Documentaire | Ça s'est passé au 305 Bellechasse - La Presse

C’est un film sur une adresse. Un lieu. Une âme, aussi. Un espace unique de création qui n’est plus. Et sur le travail de tous ses ex-locataires.

Publié à 9h00
Silvia Galipeau
Silvia Galipeau La Presse

305 Bellechasse, premier long métrage documentaire signé Maxime-Claude L’Écuyer, se veut d’abord un prétexte pour parler d’art contemporain et du travail méconnu (mal connu ?) de ses artistes. Mais actualité oblige, et parce que la bâtisse a été vendue, les artistes évincés, et les locaux rénovés – une rénovation toujours en cours, au moment d’écrire ces lignes –, il porte aussi, quoiqu’un peu malgré lui, sur l’embourgeoisement et la précarité de la création. Nous y reviendrons.

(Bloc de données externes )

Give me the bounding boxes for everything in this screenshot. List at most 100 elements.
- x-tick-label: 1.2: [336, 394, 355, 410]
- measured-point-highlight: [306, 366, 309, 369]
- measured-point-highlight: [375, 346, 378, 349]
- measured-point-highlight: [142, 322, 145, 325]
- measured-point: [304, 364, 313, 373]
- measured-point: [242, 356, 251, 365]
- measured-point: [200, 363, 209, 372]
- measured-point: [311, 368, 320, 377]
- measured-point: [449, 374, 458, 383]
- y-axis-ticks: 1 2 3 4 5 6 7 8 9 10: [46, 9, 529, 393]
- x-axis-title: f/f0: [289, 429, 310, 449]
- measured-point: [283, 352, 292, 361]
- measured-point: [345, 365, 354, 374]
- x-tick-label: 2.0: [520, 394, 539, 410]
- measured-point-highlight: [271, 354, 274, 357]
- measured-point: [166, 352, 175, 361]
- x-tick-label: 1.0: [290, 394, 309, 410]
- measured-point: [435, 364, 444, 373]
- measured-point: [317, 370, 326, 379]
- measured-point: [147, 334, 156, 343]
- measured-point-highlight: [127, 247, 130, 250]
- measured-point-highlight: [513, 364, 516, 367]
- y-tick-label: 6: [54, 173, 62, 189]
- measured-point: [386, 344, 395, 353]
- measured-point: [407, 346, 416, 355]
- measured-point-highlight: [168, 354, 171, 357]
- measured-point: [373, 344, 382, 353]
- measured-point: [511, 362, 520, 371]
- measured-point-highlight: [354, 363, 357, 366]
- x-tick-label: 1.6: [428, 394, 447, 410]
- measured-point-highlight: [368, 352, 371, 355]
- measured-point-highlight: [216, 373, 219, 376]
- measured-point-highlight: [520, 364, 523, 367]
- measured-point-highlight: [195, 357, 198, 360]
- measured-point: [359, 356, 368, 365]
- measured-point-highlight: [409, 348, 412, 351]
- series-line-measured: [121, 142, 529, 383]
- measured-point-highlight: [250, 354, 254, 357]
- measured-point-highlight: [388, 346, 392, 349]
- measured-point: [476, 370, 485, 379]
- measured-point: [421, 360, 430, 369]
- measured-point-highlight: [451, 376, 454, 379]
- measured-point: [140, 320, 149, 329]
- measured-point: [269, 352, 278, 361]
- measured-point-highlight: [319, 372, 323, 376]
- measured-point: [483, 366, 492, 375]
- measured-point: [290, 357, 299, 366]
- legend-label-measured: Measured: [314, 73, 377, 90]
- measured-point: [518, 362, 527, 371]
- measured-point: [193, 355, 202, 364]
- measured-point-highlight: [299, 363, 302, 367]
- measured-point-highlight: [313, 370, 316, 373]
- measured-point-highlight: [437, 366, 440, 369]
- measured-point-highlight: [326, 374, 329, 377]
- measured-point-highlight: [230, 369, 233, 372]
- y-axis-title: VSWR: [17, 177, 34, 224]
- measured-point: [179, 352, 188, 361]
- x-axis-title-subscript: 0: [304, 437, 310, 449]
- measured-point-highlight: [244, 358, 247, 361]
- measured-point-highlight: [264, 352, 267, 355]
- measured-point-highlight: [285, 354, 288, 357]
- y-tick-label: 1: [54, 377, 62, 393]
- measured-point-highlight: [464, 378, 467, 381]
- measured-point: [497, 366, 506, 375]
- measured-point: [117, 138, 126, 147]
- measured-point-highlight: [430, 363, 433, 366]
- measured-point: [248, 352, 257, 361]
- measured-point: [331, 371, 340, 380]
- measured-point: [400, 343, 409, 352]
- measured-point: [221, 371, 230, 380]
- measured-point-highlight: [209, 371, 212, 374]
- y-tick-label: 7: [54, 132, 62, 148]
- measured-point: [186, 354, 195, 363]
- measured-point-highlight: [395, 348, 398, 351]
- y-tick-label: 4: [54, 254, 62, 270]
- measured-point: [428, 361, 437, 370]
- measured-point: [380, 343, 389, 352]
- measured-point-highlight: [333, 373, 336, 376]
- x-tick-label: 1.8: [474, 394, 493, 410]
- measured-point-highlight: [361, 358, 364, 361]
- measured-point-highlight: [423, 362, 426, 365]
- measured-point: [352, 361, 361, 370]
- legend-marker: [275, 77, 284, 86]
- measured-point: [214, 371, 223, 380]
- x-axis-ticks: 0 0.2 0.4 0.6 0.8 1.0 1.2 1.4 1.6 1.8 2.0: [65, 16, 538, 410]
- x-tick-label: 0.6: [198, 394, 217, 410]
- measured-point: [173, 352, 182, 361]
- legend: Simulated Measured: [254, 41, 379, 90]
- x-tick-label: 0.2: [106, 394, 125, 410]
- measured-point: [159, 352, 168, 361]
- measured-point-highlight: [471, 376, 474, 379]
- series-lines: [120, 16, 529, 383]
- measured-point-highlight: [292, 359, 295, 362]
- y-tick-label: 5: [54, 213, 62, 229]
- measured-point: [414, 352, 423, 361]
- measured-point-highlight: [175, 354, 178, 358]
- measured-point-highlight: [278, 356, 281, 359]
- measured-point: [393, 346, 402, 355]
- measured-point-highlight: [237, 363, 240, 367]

« J’ai voulu faire une sorte d’instantané d’un moment où ce lieu était encore plein de vie », résume le réalisateur, rencontré à deux coins de rues de là cette semaine. « Parce que c’est beau : c’est un espace en mouvance, un espace de recherche, d’exploration […]. Un lieu où tout se passe ! »

Où tout se passait…

En salle ce vendredi, gagnant (ex æquo) du prix Pierre-et-Yolande-Perrault, le film tend le micro à une dizaine d’artistes (Marc Séguin, Sylvain Bouthillette, Jean-Benoît Pouliot, Christine Major, etc.), qui ont accepté il y a quelques années d’ouvrir les portes de cette adresse mythique (ancienne usine de pâtes Catelli, rachetée en 1948 par la famille Schiff pour en faire des ateliers de couture, reconvertie en ateliers d’artistes il y a 20 ans), sise entre le Mile End et la Petite Italie, pour y dévoiler l’envers de leurs toiles. Leur intimité, quelque part, en toute vulnérabilité.

Pensez : rythme de travail, horaires, motivation. Le pain et le beurre de la création, quoi. Sans oublier la musique d’ambiance de prédilection (du silence total au post-hardcore), ou l’art de trouver la fameuse inspiration.

PHOTO FOURNIE PAR LA PRODUCTION

Image tirée de 305 Bellechasse

Précision : Maxime-Claude L’Écuyer, armé d’une caméra à l’épaule, et à l’aide de longs plans séquences, nous plonge donc dans les coulisses de ce repaire révolu, à travers les divers (et diversifiés) ateliers, sans jamais y montrer les créateurs, qu’on entend seulement se raconter, en voix hors champ. Parce que ce sont d’abord leurs œuvres qui sont à l’honneur. Et les murs, chargés d’histoire (plus de 400 ouvriers ont jadis œuvré ici, en témoignent les centaines d’aiguilles trouvées dans les craques du plancher !), qui les ont vues naître.

Entre les murs

Pour en revenir à l’inspiration, elle ne tombe pas du ciel, comprend-on au fil de ces deux heures quasi contemplatives de visite immersive. Elle est plutôt le fruit de longues heures, voire semaines de travail. Nicolas Grenier, pour ne pas le nommer, passe carrément des journées à mélanger une couleur. Si vous vous êtes toujours questionné sur le fameux « rituel de l’artiste », vous saurez tout. Démystification incluse.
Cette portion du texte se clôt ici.